SG: So a lot of hedge fund billionaires have adopted the cause of charter schools, abolishing tenure and using high-stakes testing as a way to determine whether teachers should receive bonuses or get fired. A lot of them say that they’re pushing this only to improve the schools, for education reform. Teachers unions feel that these hedge fund billionaires who are pushing this educational agenda—also part of that agenda is to weaken or cripple teachers unions. And teachers unions feel that there is a target on their head. Everyone admits that there are problems with public schools, but the teachers unions find it very frustrating that there’s very little academic proof that charter schools do a better job than public schools. And they say that the time when teachers are being beaten over the head, a lot of people are reluctant to go into teaching, people feel discouraged and it’s going to make teaching that much less attractive. And the teachers unions also say that high-stakes testing that will determine whether teachers receive tenure or get bonuses or get fired—again, there’s very little academic proof that that is a good way to assess teachers. Teachers feel like they are being unfairly targeted, and that’s why in state after state, beginning with New York State and Governor Cuomo, there are huge fights between some lawmakers, Republican and Democrat, and the teacher unions.
C&S: In 2008 you came out with your book, “The Big Squeeze.” What will the topic of your next book be?
SG: I’m going to write about the state of workers in America and the not-so-happy state of labor unions in America.
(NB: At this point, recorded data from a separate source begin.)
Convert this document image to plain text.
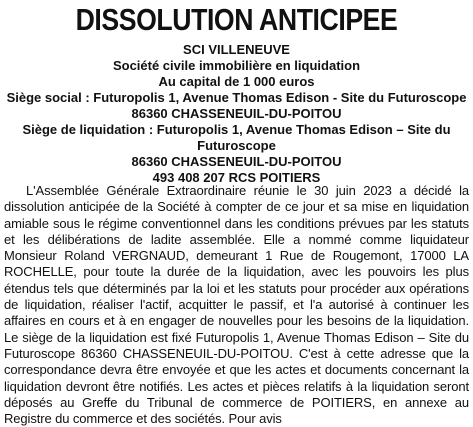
DISSOLUTION ANTICIPEE
SCI VILLENEUVE
Société civile immobilière en liquidation
Au capital de 1 000 euros
Siège social : Futuropolis 1, Avenue Thomas Edison - Site du Futuroscope
86360 CHASSENEUIL-DU-POITOU
Siège de liquidation : Futuropolis 1, Avenue Thomas Edison – Site du
Futuroscope
86360 CHASSENEUIL-DU-POITOU
493 408 207 RCS POITIERS
L'Assemblée Générale Extraordinaire réunie le 30 juin 2023 a décidé la dissolution anticipée de la Société à compter de ce jour et sa mise en liquidation amiable sous le régime conventionnel dans les conditions prévues par les statuts et les délibérations de ladite assemblée. Elle a nommé comme liquidateur Monsieur Roland VERGNAUD, demeurant 1 Rue de Rougemont, 17000 LA ROCHELLE, pour toute la durée de la liquidation, avec les pouvoirs les plus étendus tels que déterminés par la loi et les statuts pour procéder aux opérations de liquidation, réaliser l'actif, acquitter le passif, et l'a autorisé à continuer les affaires en cours et à en engager de nouvelles pour les besoins de la liquidation. Le siège de la liquidation est fixé Futuropolis 1, Avenue Thomas Edison – Site du Futuroscope 86360 CHASSENEUIL-DU-POITOU. C'est à cette adresse que la correspondance devra être envoyée et que les actes et documents concernant la liquidation devront être notifiés. Les actes et pièces relatifs à la liquidation seront déposés au Greffe du Tribunal de commerce de POITIERS, en annexe au Registre du commerce et des sociétés. Pour avis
And there’s really much more than that, but I don’t want to show my hand too much.
C&S: You took a buyout from the Times, but you’re still freelancing for them. Is there enough coverage of these issues? Which reporters do you read?
SG: I think the decline of labor journalism, labor coverage, is exaggerated. There really has been a dip. Seven to 10 years ago when a lot of newspapers were shrinking their newsroom and they said, we don’t need labor reporters any more. Labor is boring. You know, we need lots of people to cover Beyoncé, but we don’t need labor reporters so much. But with the Great Recession and the high unemployment rate, and then with Scott Walker and John Kasich and other Republican governors going after unions and that becoming a huge national story, and then in many states—Rhode Island, Detroit—the huge fights over pensions, here in New York as well, I think a lot of editors and publishers said, we need someone covering labor. And then we’ve also seen Occupy Wall Street, and the Fight for 15 is quite a big story nowadays, and there’s still a lot of labor disputes over teachers unions. So I think there is a great deal more labor coverage now than there was even five years ago, even seven years ago. I think Noam Scheiber, who’s replacing me on the labor beat at the Times is excellent. Lydia DePillis at The Washington Post and Josh Eidelson and Bloomberg Businessweek are very, very good to follow. And now there’s someone at The Boston Globe, someone at the Chicago Tribune. The Wall Street Journal has one and a half labor reporters. TheBoston Globe, the L.A. Times—they’re all following labor pretty closely, not all the time. But again, there’s much more than there was a few years ago.